As historians are generally concerned with the unusual and the irregular-the "fact"-the variations in details by which the unification of Germany and Italy took place are very important to a close understanding of diplomatic and political developments of the time. What is significant in a historical review of a broad sort, however, is this: the unification of both countries was neither achieved by liberal politics nor by liberal philosophy. While Cavour was a liberal who supported the idea of a written constitution, both he and Bismarck were believers in strong state authority and endorsed the monarchical system of the day. They placed national unity above constitutionalism, which they actually abused.

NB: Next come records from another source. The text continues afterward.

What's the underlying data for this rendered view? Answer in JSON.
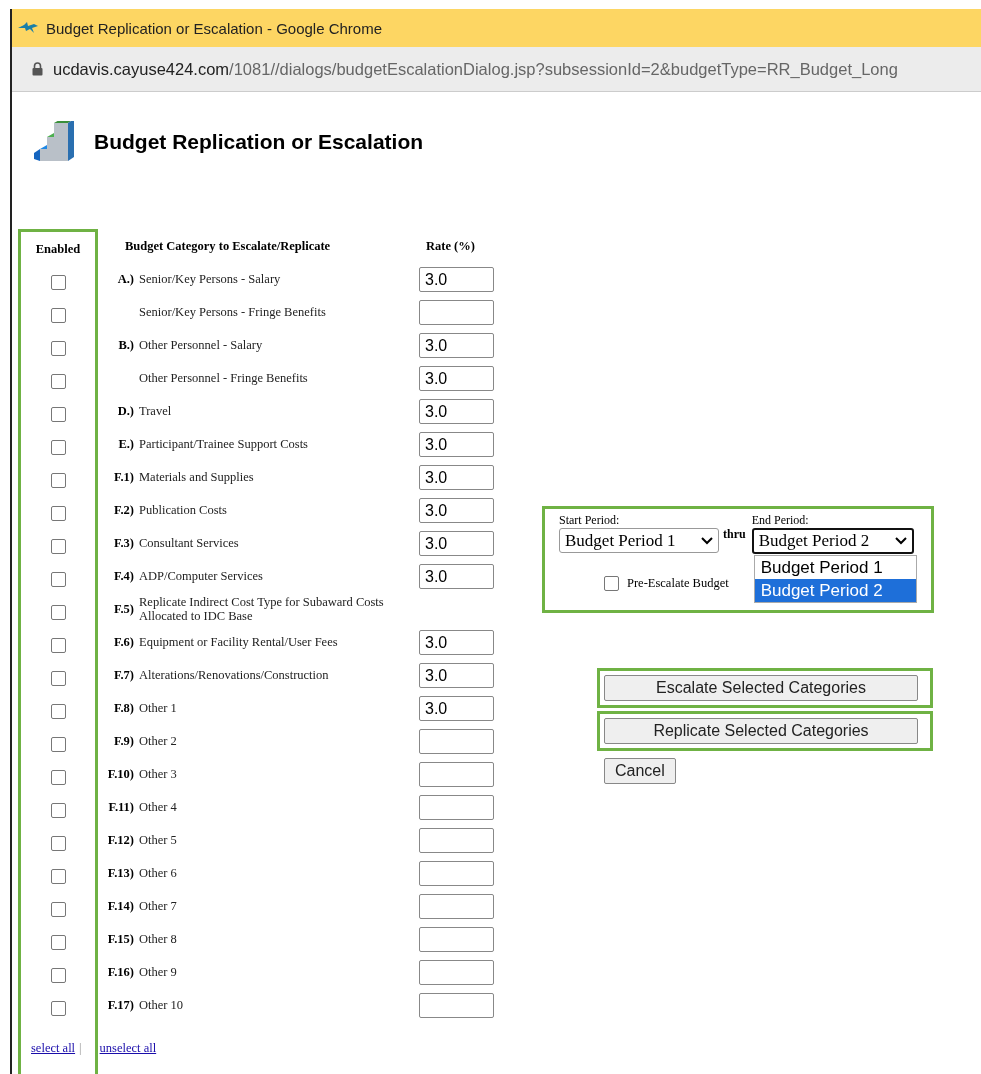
{
  "browser": {
    "title": "Budget Replication or Escalation - Google Chrome",
    "url_host": "ucdavis.cayuse424.com",
    "url_path": "/1081//dialogs/budgetEscalationDialog.jsp?subsessionId=2&budgetType=RR_Budget_Long"
  },
  "heading": "Budget Replication or Escalation",
  "columns": {
    "enabled": "Enabled",
    "category": "Budget Category to Escalate/Replicate",
    "rate": "Rate  (%)"
  },
  "rows": [
    {
      "code": "A.)",
      "label": "Senior/Key Persons - Salary",
      "checked": false,
      "rate_field": true,
      "rate": "3.0"
    },
    {
      "label": "Senior/Key Persons - Fringe Benefits",
      "checked": false,
      "rate_field": true
    },
    {
      "code": "B.)",
      "label": "Other Personnel - Salary",
      "checked": false,
      "rate_field": true,
      "rate": "3.0"
    },
    {
      "label": "Other Personnel - Fringe Benefits",
      "checked": false,
      "rate_field": true,
      "rate": "3.0"
    },
    {
      "code": "D.)",
      "label": "Travel",
      "checked": false,
      "rate_field": true,
      "rate": "3.0"
    },
    {
      "code": "E.)",
      "label": "Participant/Trainee Support Costs",
      "checked": false,
      "rate_field": true,
      "rate": "3.0"
    },
    {
      "code": "F.1)",
      "label": "Materials and Supplies",
      "checked": false,
      "rate_field": true,
      "rate": "3.0"
    },
    {
      "code": "F.2)",
      "label": "Publication Costs",
      "checked": false,
      "rate_field": true,
      "rate": "3.0"
    },
    {
      "code": "F.3)",
      "label": "Consultant Services",
      "checked": false,
      "rate_field": true,
      "rate": "3.0"
    },
    {
      "code": "F.4)",
      "label": "ADP/Computer Services",
      "checked": false,
      "rate_field": true,
      "rate": "3.0"
    },
    {
      "code": "F.5)",
      "label": "Replicate Indirect Cost Type for Subaward Costs Allocated to IDC Base",
      "checked": false,
      "rate_field": false
    },
    {
      "code": "F.6)",
      "label": "Equipment or Facility Rental/User Fees",
      "checked": false,
      "rate_field": true,
      "rate": "3.0"
    },
    {
      "code": "F.7)",
      "label": "Alterations/Renovations/Construction",
      "checked": false,
      "rate_field": true,
      "rate": "3.0"
    },
    {
      "code": "F.8)",
      "label": "Other 1",
      "checked": false,
      "rate_field": true,
      "rate": "3.0"
    },
    {
      "code": "F.9)",
      "label": "Other 2",
      "checked": false,
      "rate_field": true
    },
    {
      "code": "F.10)",
      "label": "Other 3",
      "checked": false,
      "rate_field": true
    },
    {
      "code": "F.11)",
      "label": "Other 4",
      "checked": false,
      "rate_field": true
    },
    {
      "code": "F.12)",
      "label": "Other 5",
      "checked": false,
      "rate_field": true
    },
    {
      "code": "F.13)",
      "label": "Other 6",
      "checked": false,
      "rate_field": true
    },
    {
      "code": "F.14)",
      "label": "Other 7",
      "checked": false,
      "rate_field": true
    },
    {
      "code": "F.15)",
      "label": "Other 8",
      "checked": false,
      "rate_field": true
    },
    {
      "code": "F.16)",
      "label": "Other 9",
      "checked": false,
      "rate_field": true
    },
    {
      "code": "F.17)",
      "label": "Other 10",
      "checked": false,
      "rate_field": true
    }
  ],
  "links": {
    "select_all": "select all",
    "separator": "|",
    "unselect_all": "unselect all"
  },
  "period": {
    "start_label": "Start Period:",
    "start_value": "Budget Period 1",
    "thru": "thru",
    "end_label": "End Period:",
    "end_value": "Budget Period 2",
    "expanded": true,
    "options": [
      {
        "label": "Budget Period 1",
        "selected": false
      },
      {
        "label": "Budget Period 2",
        "selected": true
      }
    ]
  },
  "pre_escalate": {
    "label": "Pre-Escalate Budget",
    "checked": false
  },
  "buttons": [
    {
      "label": "Escalate Selected Categories",
      "highlighted": true,
      "kind": "wide"
    },
    {
      "label": "Replicate Selected Categories",
      "highlighted": true,
      "kind": "wide"
    },
    {
      "label": "Cancel",
      "highlighted": false,
      "kind": "small"
    }
  ]
}
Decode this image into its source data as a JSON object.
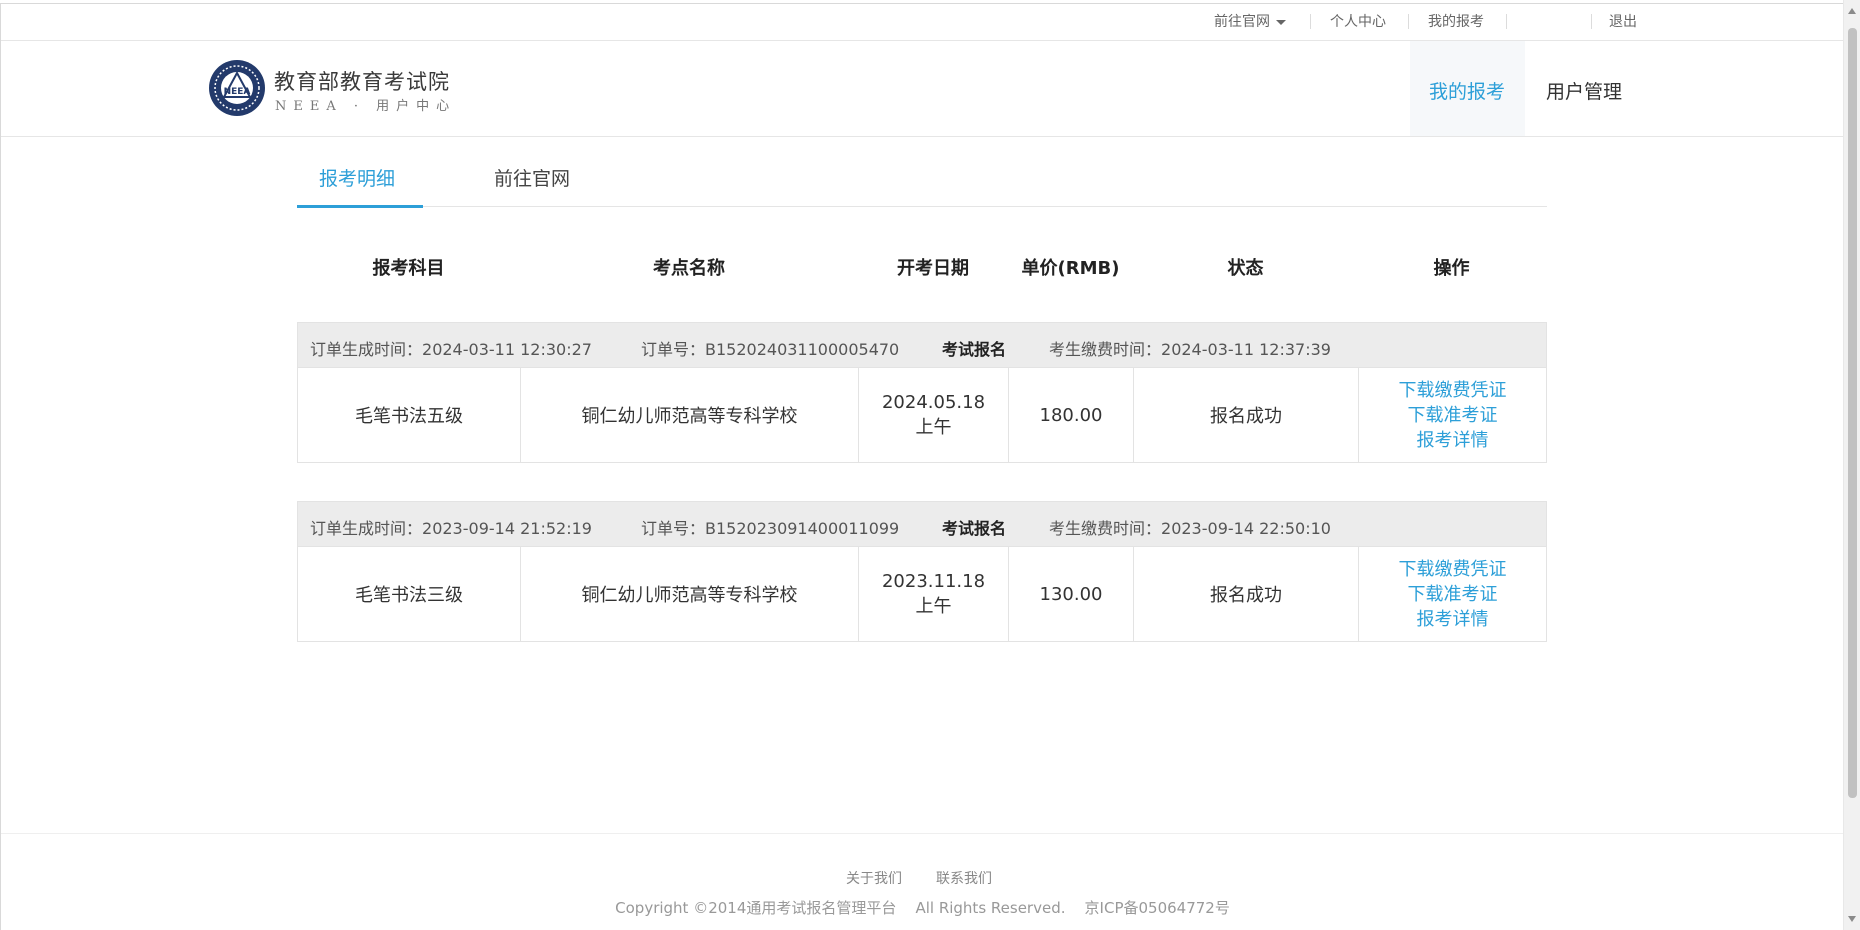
{
  "topbar": {
    "official_site": "前往官网",
    "personal_center": "个人中心",
    "my_registration": "我的报考",
    "logout": "退出"
  },
  "logo": {
    "title": "教育部教育考试院",
    "subtitle": "NEEA · 用户中心",
    "emblem_text": "NEEA"
  },
  "nav": {
    "my_registration": "我的报考",
    "user_management": "用户管理"
  },
  "tabs": [
    {
      "label": "报考明细"
    },
    {
      "label": "前往官网"
    }
  ],
  "table": {
    "headers": [
      "报考科目",
      "考点名称",
      "开考日期",
      "单价(RMB)",
      "状态",
      "操作"
    ],
    "orders": [
      {
        "created_label": "订单生成时间：",
        "created": "2024-03-11 12:30:27",
        "order_no_label": "订单号：",
        "order_no": "B152024031100005470",
        "type": "考试报名",
        "paid_label": "考生缴费时间：",
        "paid": "2024-03-11 12:37:39",
        "subject": "毛笔书法五级",
        "venue": "铜仁幼儿师范高等专科学校",
        "date": "2024.05.18 上午",
        "price": "180.00",
        "status": "报名成功",
        "actions": [
          "下载缴费凭证",
          "下载准考证",
          "报考详情"
        ]
      },
      {
        "created_label": "订单生成时间：",
        "created": "2023-09-14 21:52:19",
        "order_no_label": "订单号：",
        "order_no": "B152023091400011099",
        "type": "考试报名",
        "paid_label": "考生缴费时间：",
        "paid": "2023-09-14 22:50:10",
        "subject": "毛笔书法三级",
        "venue": "铜仁幼儿师范高等专科学校",
        "date": "2023.11.18 上午",
        "price": "130.00",
        "status": "报名成功",
        "actions": [
          "下载缴费凭证",
          "下载准考证",
          "报考详情"
        ]
      }
    ]
  },
  "footer": {
    "about": "关于我们",
    "contact": "联系我们",
    "copyright": "Copyright ©2014通用考试报名管理平台    All Rights Reserved.    京ICP备05064772号"
  },
  "colors": {
    "accent": "#2d9fd8",
    "order_header_bg": "#ececec"
  }
}
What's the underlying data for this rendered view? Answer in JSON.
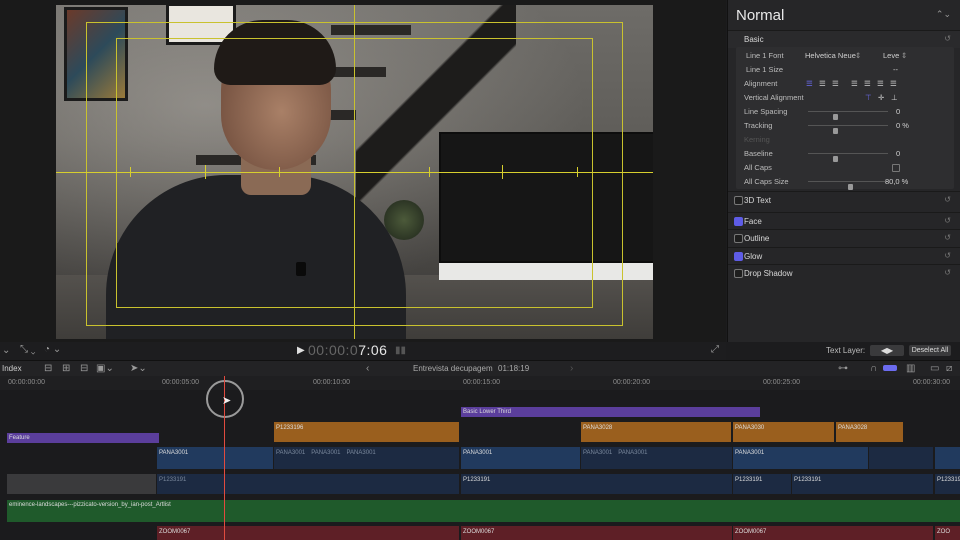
{
  "viewer": {
    "timecode_dim": "00:00:0",
    "timecode": "7:06"
  },
  "inspector": {
    "title": "Normal",
    "basic_label": "Basic",
    "line1_font_label": "Line 1 Font",
    "line1_font_value": "Helvetica Neue",
    "line1_weight_value": "Leve",
    "line1_size_label": "Line 1 Size",
    "line1_size_value": "--",
    "alignment_label": "Alignment",
    "vertical_alignment_label": "Vertical Alignment",
    "line_spacing_label": "Line Spacing",
    "line_spacing_value": "0",
    "tracking_label": "Tracking",
    "tracking_value": "0 %",
    "kerning_label": "Kerning",
    "baseline_label": "Baseline",
    "baseline_value": "0",
    "all_caps_label": "All Caps",
    "all_caps_size_label": "All Caps Size",
    "all_caps_size_value": "80,0 %",
    "sections": [
      {
        "label": "3D Text",
        "checked": false
      },
      {
        "label": "Face",
        "checked": true
      },
      {
        "label": "Outline",
        "checked": false
      },
      {
        "label": "Glow",
        "checked": true
      },
      {
        "label": "Drop Shadow",
        "checked": false
      }
    ],
    "text_layer_label": "Text Layer:",
    "deselect_all_label": "Deselect All"
  },
  "timeline": {
    "index_label": "Index",
    "project_name": "Entrevista decupagem",
    "duration": "01:18:19",
    "ruler": [
      "00:00:00:00",
      "00:00:05:00",
      "00:00:10:00",
      "00:00:15:00",
      "00:00:20:00",
      "00:00:25:00",
      "00:00:30:00"
    ],
    "clips": {
      "lower_third": "Basic Lower Third",
      "feature": "Feature",
      "p1233196": "P1233196",
      "pana3028a": "PANA3028",
      "pana3030": "PANA3030",
      "pana3028b": "PANA3028",
      "pana3001a": "PANA3001",
      "pana3001b": "PANA3001",
      "pana3001c": "PANA3001",
      "pana3001d": "PANA3001",
      "pana3001e": "PANA3001",
      "pana3001f": "PANA3001",
      "pana3001g": "PANA3001",
      "pana3001h": "PANA3001",
      "p1233191a": "P1233191",
      "p1233191b": "P1233191",
      "p1233191c": "P1233191",
      "p1233191d": "P1233191",
      "p1233191e": "P1233191",
      "audio": "eminence-landscapes---pizzicato-version_by_ian-post_Artlist",
      "zoom1": "ZOOM0067",
      "zoom2": "ZOOM0067",
      "zoom3": "ZOOM0067",
      "zoom4": "ZOO"
    }
  },
  "colors": {
    "accent": "#5e5ce6",
    "playhead": "#e14b3f",
    "title_guides": "#d7cf2e"
  }
}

Even this last statement is open to historical contention, for what both men consciously assured was the dominant position of their own state in the newly unified Germany and Italy. Hence, some historians have argued that what was achieved was the Prussianization of Germany and the Piedmontization of Italy. The two new nations resulted from imposed national unification, not from a spirit of popular nationalism. And it was therefore Prussia and Piedmontese policies and institutions which dominated in the new nations. The result was a constitutional form that did not respect or respond to liberal desires.
In particular, the unification of Germany changed many conditions in continental political life. First, it meant a shift from a French-centered to a German-centered Europe. The largest, most populous, most industrially efficient state of Western Europe, Germany was paramount before the century was out. Moreover, its social and political structures were not of the liberal sort that the ideals of the French Revolution had proposed. An effective alliance existed between German big business, the aristocracy, and the military. As there was no room for real democracy in Bismarck's "blood and iron" theory, so there was none in the new German Empire. Finally, even in Bismarck's time, but primarily during the reign of Emperor Wilhelm II (1888-1918), many influential Germans sought for Germany a new role in the world. The idea of Weltpolitik, of world politics, was appealing. Along with this new attitude came a militant mood.
Conclusion
The better part of the nineteenth century was given to the working out of the political and social problems left by the French Revolution. Until the defeat of Napoleon in 1815, European political and military affairs were directed against his vast imperial system. Thereafter, certainly to 1848, the fear of liberal revolution occupied the minds of conservative European statesmen. And from 1848 to 1871 the last major problems concerning national unification were solved by "blood and iron." By 1871, therefore, a European nation-state system had been elaborated, fixed until the shattering effects of the First World War.
Within the confines of the nation-state, whether it was newly-formed Imperial Germany or long-established monarchical England, the social issues generated in the early nineteenth century continued to intensify.
If, for a brief period, the international scene had an unusually serene appearance about it, the social order was still in a state of turbulence. The major states of Europe were either formed or reformed politically, and nationalism seemed to have triumphed--although not in the form expected by the liberals of an earlier era.
Political revolution had abated, but the Industrial Revolution was generating a new social order.